A la lecture des écritures et des pièces versées aux débats, le tribunal estime que les demandes de SDPM ne justifient pas de faire appel à un expert technique dans la mesure où le litige porte, en l’espèce, sur la détermination de la rémunération due par DE WATOU à SDPM, étant donné qu’elle soulève l’inexécution contractuelle pour cause de non-conformité des rapports livrés par SDPM ; que le montant d’une visite est calculable à partir du nombre de visites effectuées pendant une année, divisé par le montant forfaitaire annuel de 80 000 € HT ;
Le tribunal estime également que DE WATOU attend de l’expertise qu’elle supplée son obligation d’apporter toutes les preuves nécessaires au soutien de ses allégations, elle exprime dans ses conclusions récapitulatives n°3 du 10 septembre 2024, après avoir décrit les étapes nécessaires pour déterminer la rémunération due à SDPM « … Il s’agit d’un travail fastidieux », qu’elle s’y est essayée et a versé aux débats une pièce n°3 récapitulant les défaillances des rapports ; que l’article 9 du code de procédure civile rappelle que « Il incombe à chaque partie de prouver conformément à la loi les faits nécessaires au succès de sa prétention. » ;
DE WATOU ne démontre pas la nécessité pour le tribunal d’avoir un éclairage technique, ni non plus en quoi l’expertise serait utile à la solution du litige ;
En conséquence, le tribunal déboutera DE WATOU de sa demande de commettre un expert et fera injonction aux parties à conclure au fond, dans les termes ci-après :
Sur l’article 700 du CPC
Le tribunal déboutera la SAS SOGELYM DIXENCE PROPERTY MANAGEMENT de sa demande au titre de l’article 700 du code de procédure civile, dans l’attente que l’affaire soit traitée au fond ;
Sur les dépens
Le tribunal réservera les dépens ;
PAR CES MOTIFS
Le tribunal statuant publiquement, en premier ressort, par jugement contradictoire :
Déboute la SA DE WATOU de sa demande de commettre un expert,
Renvoie la cause à l’audience collégiale de la chambre 1-5 du mardi 8 avril 2025 à 14h00,
Fait injonction aux parties de conclure au fond,
Déboute la SAS SOGELYM DIXENCE PROPERTY MANAGEMENT de sa demande au titre de l’article 700 du code de procédure civile, dans l’attente que l’affaire soit traitée au fond ;
Réserve les dépens.
En application des dispositions de l’article 871 du code de procédure civile, l’affaire a été débattue le 26 novembre 2024, en audience publique, devant Mme Christine Rolland, juge chargé d’instruire l’affaire, les représentants des parties ne s’y étant pas opposés.

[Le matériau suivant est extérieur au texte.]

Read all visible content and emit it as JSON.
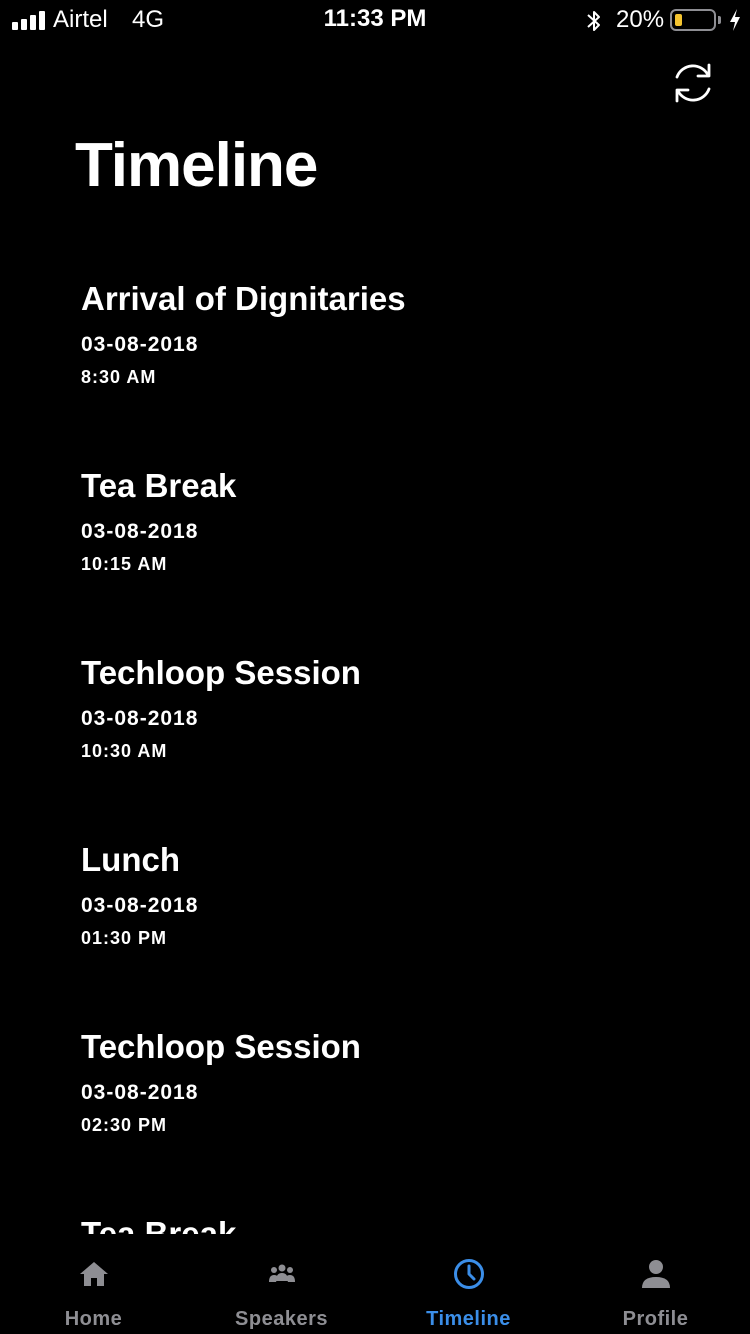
{
  "status_bar": {
    "carrier": "Airtel",
    "network": "4G",
    "time": "11:33 PM",
    "battery_percent": "20%",
    "battery_level": 0.2,
    "battery_color": "#f4c430"
  },
  "header": {
    "title": "Timeline",
    "refresh_icon": "refresh-icon"
  },
  "timeline": {
    "items": [
      {
        "title": "Arrival of Dignitaries",
        "date": "03-08-2018",
        "time": "8:30 AM"
      },
      {
        "title": "Tea Break",
        "date": "03-08-2018",
        "time": "10:15 AM"
      },
      {
        "title": "Techloop Session",
        "date": "03-08-2018",
        "time": "10:30 AM"
      },
      {
        "title": "Lunch",
        "date": "03-08-2018",
        "time": "01:30 PM"
      },
      {
        "title": "Techloop Session",
        "date": "03-08-2018",
        "time": "02:30 PM"
      },
      {
        "title": "Tea Break",
        "date": "",
        "time": ""
      }
    ]
  },
  "tab_bar": {
    "active_color": "#3b8ee8",
    "inactive_color": "#8e8e93",
    "tabs": [
      {
        "label": "Home",
        "icon": "home-icon"
      },
      {
        "label": "Speakers",
        "icon": "people-icon"
      },
      {
        "label": "Timeline",
        "icon": "clock-icon"
      },
      {
        "label": "Profile",
        "icon": "person-icon"
      }
    ],
    "active_tab": "Timeline"
  }
}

Ce juge a rendu compte des plaidoiries dans le délibéré du tribunal, composé de : M. François Chatin, Mme Christine Rolland et M. Emmanuel de Truchis.
Délibéré le 11 février 2025 par les mêmes juges.
Dit que le présent jugement est prononcé par sa mise à disposition au greffe de ce tribunal, les parties en ayant été préalablement avisées lors des débats dans les conditions prévues au deuxième alinéa de l’article 450 du code de procédure civile.
La minute du jugement est signée par M. François Chatin, président du délibéré et par Mme Thérèse Thierry, greffier.